The flexibility of ClosedLoop’s platform allows our customers to leverage AI-based solutions no matter where they are on the maturity curve of data science and machine learning. This is because our product has two main pillars of technology.
The first pillar is used by organisations with robust technical or data science teams, and includes a fully-featured automated data science and machine learning platform. The platform’s capabilities allows data science teams to move quickly, build bigger and better models, and operate at the top of their license.
It automates a lot of the mundane work and deep operational details so data science teams can focus on asking the right questions, engaging with clinicians and care management teams, and communicating results.
The second pillar is used by organisations without large (or perhaps any) data science or technical teams. They are able to quickly leverage the platform’s healthcare-specific comprehensive enterprise feature store and an extensive catalogue of off-the-shelf model templates for common healthcare use cases.
These allow customers to quickly train models with data from their specific population, fine tune them to fit the context in which they will be used, and deploy them rapidly into their operational workflows.
The company has won a number of awards, to what do you attribute its success?
One reason is because we have been bold.

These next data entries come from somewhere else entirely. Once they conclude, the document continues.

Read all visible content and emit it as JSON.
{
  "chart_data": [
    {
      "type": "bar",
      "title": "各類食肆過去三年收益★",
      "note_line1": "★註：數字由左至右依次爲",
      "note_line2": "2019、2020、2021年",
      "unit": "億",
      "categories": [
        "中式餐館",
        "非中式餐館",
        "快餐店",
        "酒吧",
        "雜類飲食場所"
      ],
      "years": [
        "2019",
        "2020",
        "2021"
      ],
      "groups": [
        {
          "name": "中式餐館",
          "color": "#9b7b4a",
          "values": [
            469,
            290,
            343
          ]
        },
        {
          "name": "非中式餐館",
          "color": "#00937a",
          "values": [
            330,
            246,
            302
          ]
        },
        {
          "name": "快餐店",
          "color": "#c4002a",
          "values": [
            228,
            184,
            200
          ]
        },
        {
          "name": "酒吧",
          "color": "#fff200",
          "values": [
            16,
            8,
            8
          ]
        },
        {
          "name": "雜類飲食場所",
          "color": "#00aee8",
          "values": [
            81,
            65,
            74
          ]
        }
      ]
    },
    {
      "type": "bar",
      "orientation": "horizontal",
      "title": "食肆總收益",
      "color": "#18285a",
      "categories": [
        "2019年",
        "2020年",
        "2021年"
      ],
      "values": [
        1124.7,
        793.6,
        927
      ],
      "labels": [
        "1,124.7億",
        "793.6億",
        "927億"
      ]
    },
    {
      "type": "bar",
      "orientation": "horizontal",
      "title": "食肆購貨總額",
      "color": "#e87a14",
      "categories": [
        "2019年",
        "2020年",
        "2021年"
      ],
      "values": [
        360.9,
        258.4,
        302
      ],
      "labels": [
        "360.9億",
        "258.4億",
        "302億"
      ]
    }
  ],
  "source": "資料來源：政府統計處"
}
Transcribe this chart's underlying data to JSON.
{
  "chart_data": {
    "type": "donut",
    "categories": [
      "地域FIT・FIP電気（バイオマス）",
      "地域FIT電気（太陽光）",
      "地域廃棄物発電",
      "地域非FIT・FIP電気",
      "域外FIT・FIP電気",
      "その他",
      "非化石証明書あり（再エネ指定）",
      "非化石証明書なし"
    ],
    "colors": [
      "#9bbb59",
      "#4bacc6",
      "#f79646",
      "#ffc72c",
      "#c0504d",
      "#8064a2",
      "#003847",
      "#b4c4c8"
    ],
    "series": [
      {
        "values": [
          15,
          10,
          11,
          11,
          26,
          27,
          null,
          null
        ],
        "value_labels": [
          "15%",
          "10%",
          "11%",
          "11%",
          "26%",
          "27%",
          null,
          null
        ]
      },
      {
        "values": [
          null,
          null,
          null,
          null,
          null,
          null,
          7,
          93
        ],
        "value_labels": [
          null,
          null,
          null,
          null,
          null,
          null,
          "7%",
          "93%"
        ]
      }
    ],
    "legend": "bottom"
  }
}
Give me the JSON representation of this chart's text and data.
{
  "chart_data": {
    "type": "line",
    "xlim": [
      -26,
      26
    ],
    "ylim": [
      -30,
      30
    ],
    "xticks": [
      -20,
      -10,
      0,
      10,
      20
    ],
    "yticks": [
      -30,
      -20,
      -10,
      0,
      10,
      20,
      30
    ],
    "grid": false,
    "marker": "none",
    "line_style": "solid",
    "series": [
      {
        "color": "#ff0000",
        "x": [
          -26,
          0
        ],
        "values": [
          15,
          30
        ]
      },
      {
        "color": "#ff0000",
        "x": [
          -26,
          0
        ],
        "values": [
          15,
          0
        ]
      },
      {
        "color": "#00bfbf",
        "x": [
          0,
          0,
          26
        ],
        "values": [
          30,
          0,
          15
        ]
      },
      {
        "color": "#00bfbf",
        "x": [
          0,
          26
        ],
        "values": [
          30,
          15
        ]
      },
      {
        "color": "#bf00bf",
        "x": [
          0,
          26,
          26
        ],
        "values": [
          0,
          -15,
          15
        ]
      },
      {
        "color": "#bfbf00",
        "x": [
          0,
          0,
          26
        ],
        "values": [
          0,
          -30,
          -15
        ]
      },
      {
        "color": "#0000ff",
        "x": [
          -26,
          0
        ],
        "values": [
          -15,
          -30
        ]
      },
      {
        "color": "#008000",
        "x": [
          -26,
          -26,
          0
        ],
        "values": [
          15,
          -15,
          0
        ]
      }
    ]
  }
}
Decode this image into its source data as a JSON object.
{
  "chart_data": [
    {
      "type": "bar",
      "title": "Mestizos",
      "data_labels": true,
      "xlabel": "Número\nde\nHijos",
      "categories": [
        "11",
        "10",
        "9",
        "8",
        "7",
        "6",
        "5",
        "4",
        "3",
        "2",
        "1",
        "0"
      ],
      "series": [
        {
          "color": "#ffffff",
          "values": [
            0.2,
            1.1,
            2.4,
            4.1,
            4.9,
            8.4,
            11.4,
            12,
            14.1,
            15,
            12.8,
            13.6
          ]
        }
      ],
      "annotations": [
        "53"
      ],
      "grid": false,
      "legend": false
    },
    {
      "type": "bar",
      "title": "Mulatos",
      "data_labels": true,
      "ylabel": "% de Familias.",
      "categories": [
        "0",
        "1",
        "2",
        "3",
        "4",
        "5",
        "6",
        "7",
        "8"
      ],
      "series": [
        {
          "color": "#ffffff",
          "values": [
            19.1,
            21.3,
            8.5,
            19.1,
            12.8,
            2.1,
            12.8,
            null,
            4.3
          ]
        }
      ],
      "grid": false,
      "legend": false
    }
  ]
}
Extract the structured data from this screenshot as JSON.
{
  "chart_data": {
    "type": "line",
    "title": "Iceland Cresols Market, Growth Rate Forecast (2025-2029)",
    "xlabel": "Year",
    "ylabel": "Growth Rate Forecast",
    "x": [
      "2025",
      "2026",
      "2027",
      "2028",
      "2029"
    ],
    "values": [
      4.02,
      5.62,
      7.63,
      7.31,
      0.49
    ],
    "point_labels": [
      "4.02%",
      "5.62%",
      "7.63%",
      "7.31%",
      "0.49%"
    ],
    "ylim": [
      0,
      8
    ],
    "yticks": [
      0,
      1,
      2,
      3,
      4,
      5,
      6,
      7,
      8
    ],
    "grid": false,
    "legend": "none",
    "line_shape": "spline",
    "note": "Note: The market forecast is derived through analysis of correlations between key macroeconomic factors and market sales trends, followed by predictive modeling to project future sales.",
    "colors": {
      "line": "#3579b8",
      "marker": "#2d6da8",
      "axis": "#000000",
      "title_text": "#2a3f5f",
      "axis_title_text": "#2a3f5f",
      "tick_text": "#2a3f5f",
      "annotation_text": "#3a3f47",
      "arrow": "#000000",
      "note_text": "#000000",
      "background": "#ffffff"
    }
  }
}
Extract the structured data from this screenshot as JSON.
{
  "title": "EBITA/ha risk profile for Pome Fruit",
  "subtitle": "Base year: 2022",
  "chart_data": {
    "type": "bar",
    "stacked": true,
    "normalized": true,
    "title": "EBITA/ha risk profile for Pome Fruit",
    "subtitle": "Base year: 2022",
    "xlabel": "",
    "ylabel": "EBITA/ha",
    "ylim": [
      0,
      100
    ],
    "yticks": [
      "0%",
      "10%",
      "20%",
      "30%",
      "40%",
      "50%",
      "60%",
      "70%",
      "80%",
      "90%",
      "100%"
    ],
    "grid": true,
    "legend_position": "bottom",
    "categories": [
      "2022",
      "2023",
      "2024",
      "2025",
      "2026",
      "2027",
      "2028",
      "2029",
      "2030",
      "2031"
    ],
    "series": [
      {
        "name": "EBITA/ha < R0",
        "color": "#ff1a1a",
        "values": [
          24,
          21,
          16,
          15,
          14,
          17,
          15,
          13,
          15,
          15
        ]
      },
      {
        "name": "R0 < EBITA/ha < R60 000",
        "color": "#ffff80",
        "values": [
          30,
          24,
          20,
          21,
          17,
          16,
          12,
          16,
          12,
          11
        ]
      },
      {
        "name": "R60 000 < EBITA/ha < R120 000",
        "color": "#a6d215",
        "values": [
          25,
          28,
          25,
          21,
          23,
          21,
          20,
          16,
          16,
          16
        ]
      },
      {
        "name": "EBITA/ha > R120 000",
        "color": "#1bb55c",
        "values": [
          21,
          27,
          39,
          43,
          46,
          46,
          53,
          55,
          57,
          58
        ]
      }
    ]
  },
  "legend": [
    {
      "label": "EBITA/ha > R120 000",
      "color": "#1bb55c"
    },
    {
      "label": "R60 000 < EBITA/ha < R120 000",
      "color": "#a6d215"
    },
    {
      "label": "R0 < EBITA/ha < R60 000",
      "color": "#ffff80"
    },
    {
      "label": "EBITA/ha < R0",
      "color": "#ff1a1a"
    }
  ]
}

In the CMS Challenge, for example, we believed we had the right and the ability to win against some huge names. That becomes important when, along the way, advisors become sceptical and suggest we stay focused on the core business. Today, those same people have said, "Hey, this is big!" You have to make bets. You have to decide. While it’s true that the work was aligned with where we were going, the amount of effort it took was unreal. There's no other way to really take a shot than putting every hour of all your best people on it.
What goals do you have for the next few years?
ClosedLoop’s customers share a common goal of achieving the Triple Aim: improve patient outcomes, reduce unnecessary healthcare costs, and enhance the experience of care.
Achieving the Triple Aim has become a national imperative - nearly one-third of Medicare beneficiaries experience an unplanned hospital admission or other adverse event each year, and the US spends almost $1 trillion on healthcare annually that does nothing to improve health outcomes. ClosedLoop’s goal is to make it easy and affordable for every HCO in the country to become AI-enabled and to use our explainable AI solutions to achieve the Triple Aim.